La discipline consiste à écrire ces limites avant de consulter le résultat final. Une conclusion négative ou incertaine n’est pas un échec : elle évite de transformer le bruit historique en décision coûteuse.
Lire un résultat qui confirme
ou contredit — l’intuition
Si le résultat paraît confirmer l’idée, commence par rechercher ce qui pourrait l’expliquer autrement : annualisation mécanique et maximum unique constituent ici deux contrôles prioritaires. Vérifie ensuite si l’effet existe encore après coûts, sur des paramètres voisins et sur une période qui n’a guidé aucune décision. Une confirmation qui disparaît dès qu’un détail raisonnable change est une piste d’exploration, pas une base d’action.
Si le résultat contredit l’intuition, ne déplace pas immédiatement le seuil. Vérifie d’abord les données et la chronologie, puis accepte l’hypothèse nulle comme issue possible. Pour « Métriques de performance et distribution des résultats », une absence d’effet peut signifier que le phénomène est descriptif, trop faible face aux coûts, propre à un sous-régime ou simplement absent dans l’échantillon. Chacune de ces explications exige une nouvelle expérience identifiée, jamais une retouche silencieuse.
Exercice
- Calcule rendement brut, net et benchmark d’une série de trades.
- Produis moyenne, médiane, quantiles 5/95 %, asymétrie et pertes extrêmes.
- Calcule drawdown maximal, durée maximale et temps de récupération.
- Décompose taux de réussite, payoff, espérance et turnover.
- Rédige une conclusion qui mentionne au moins trois incertitudes.
Afficher le corrigé détaillé
Le tableau attendu conserve la même fréquence et la même devise.

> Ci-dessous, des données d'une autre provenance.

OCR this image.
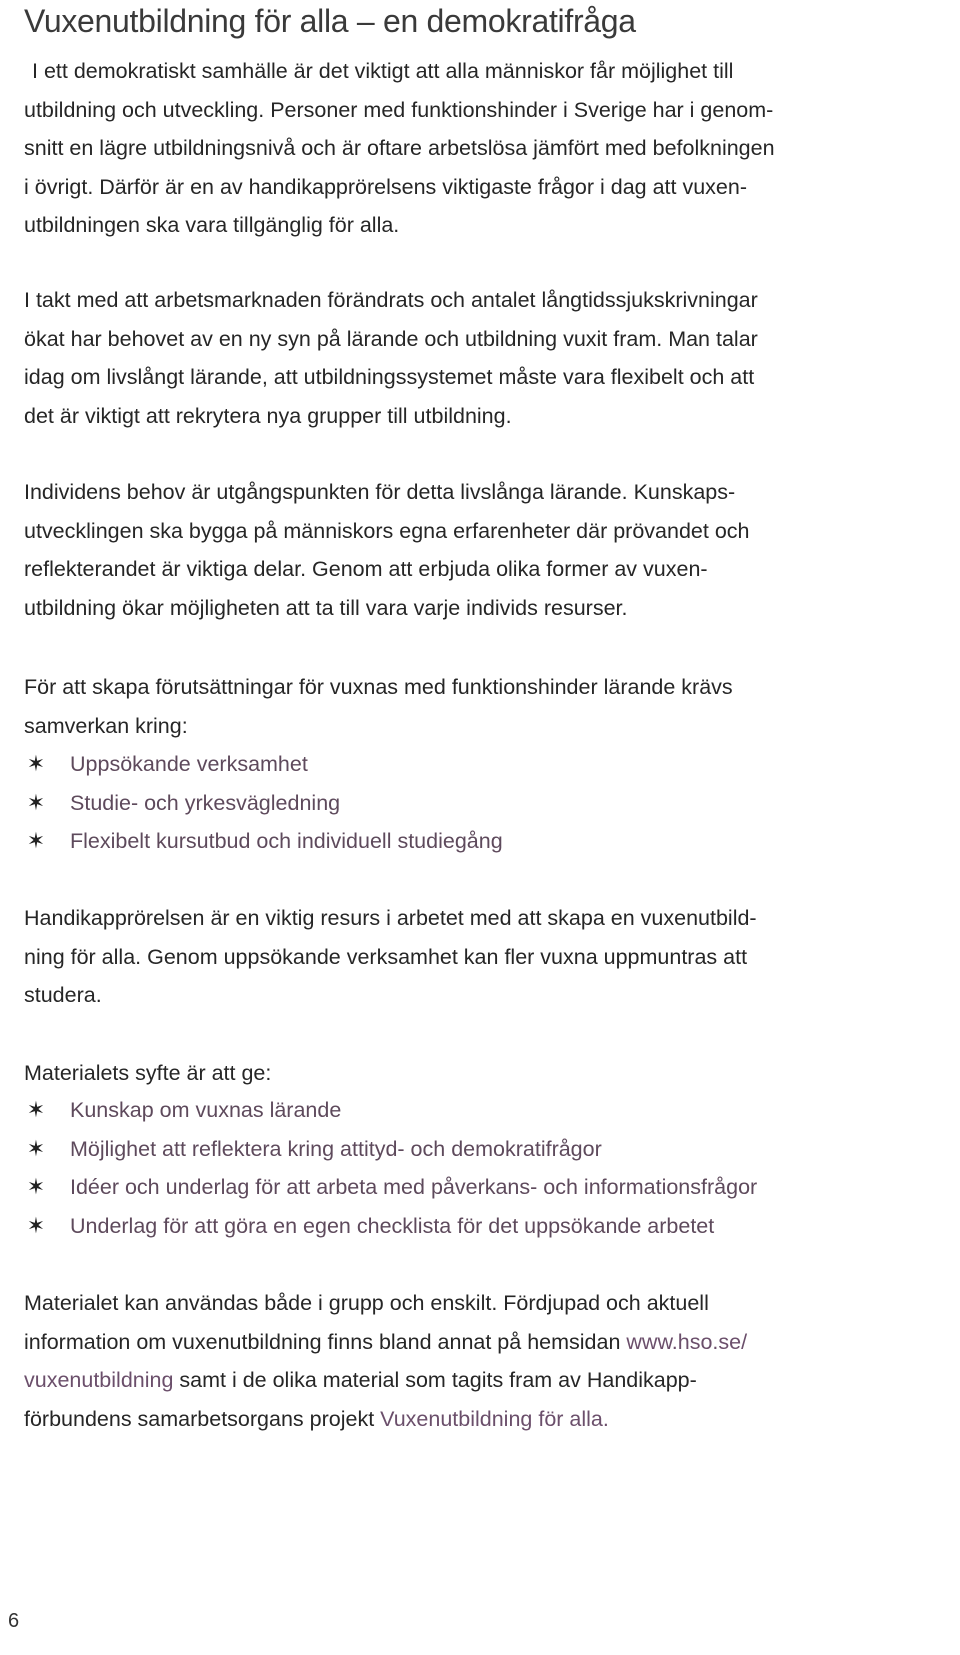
Vuxenutbildning för alla – en demokratifråga
I ett demokratiskt samhälle är det viktigt att alla människor får möjlighet till
utbildning och utveckling. Personer med funktionshinder i Sverige har i genom-
snitt en lägre utbildningsnivå och är oftare arbetslösa jämfört med befolkningen
i övrigt. Därför är en av handikapprörelsens viktigaste frågor i dag att vuxen-
utbildningen ska vara tillgänglig för alla.
I takt med att arbetsmarknaden förändrats och antalet långtidssjukskrivningar
ökat har behovet av en ny syn på lärande och utbildning vuxit fram. Man talar
idag om livslångt lärande, att utbildningssystemet måste vara flexibelt och att
det är viktigt att rekrytera nya grupper till utbildning.
Individens behov är utgångspunkten för detta livslånga lärande. Kunskaps-
utvecklingen ska bygga på människors egna erfarenheter där prövandet och
reflekterandet är viktiga delar. Genom att erbjuda olika former av vuxen-
utbildning ökar möjligheten att ta till vara varje individs resurser.
För att skapa förutsättningar för vuxnas med funktionshinder lärande krävs
samverkan kring:
✶ Uppsökande verksamhet
✶ Studie- och yrkesvägledning
✶ Flexibelt kursutbud och individuell studiegång
Handikapprörelsen är en viktig resurs i arbetet med att skapa en vuxenutbild-
ning för alla. Genom uppsökande verksamhet kan fler vuxna uppmuntras att
studera.
Materialets syfte är att ge:
✶ Kunskap om vuxnas lärande
✶ Möjlighet att reflektera kring attityd- och demokratifrågor
✶ Idéer och underlag för att arbeta med påverkans- och informationsfrågor
✶ Underlag för att göra en egen checklista för det uppsökande arbetet
Materialet kan användas både i grupp och enskilt. Fördjupad och aktuell
information om vuxenutbildning finns bland annat på hemsidan www.hso.se/
vuxenutbildning samt i de olika material som tagits fram av Handikapp-
förbundens samarbetsorgans projekt Vuxenutbildning för alla.
6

La performance nette applique les coûts au moment des transactions. Les drawdowns sont calculés depuis le sommet courant, et la durée se mesure jusqu’au retour à un nouveau sommet. L’espérance par trade est p×gain moyen − (1−p)×perte moyenne. La conclusion ne classe pas la stratégie avec un seul chiffre : elle relève la concentration des gains, l’effet des coûts, le pire épisode, l’exposition et la taille effective de l’échantillon.
Le corrigé décrit une méthode, pas une unique valeur à mémoriser. Si ton résultat diffère, vérifie d’abord les unités, le calendrier, la définition des variables et l’instant où l’information devient disponible ; documente ensuite toute hypothèse alternative.
VÉRIFIER SA COMPRÉHENSION
Quiz corrigé
01Un taux de réussite de 80 % garantit-il une espérance positive ?
Non. La taille des pertes peut dominer.
02Le max drawdown est-il une borne future ?
Non. C’est le pire épisode observé dans l’échantillon.
03Pourquoi rapporter l’exposition ?
Pour comparer le rendement au capital et au temps réellement à risque.
04Sharpe de 2 prouve-t-il la robustesse ?
Non. Il dépend de l’échantillon, des hypothèses et de la sélection.
05Pourquoi la durée du drawdown compte-t-elle ?
Parce qu’une perte longue affecte liquidité, comportement et capacité à maintenir la stratégie.
À retenir
- Rendement final et expérience de risque sont différents.
- Taux de réussite et payoff doivent être lus ensemble.
- Le drawdown possède profondeur et durée.
- Exposition et cash rendent les comparaisons honnêtes.
- La dépendance réduit la taille effective de l’échantillon.
- L’incertitude doit accompagner chaque métrique centrale.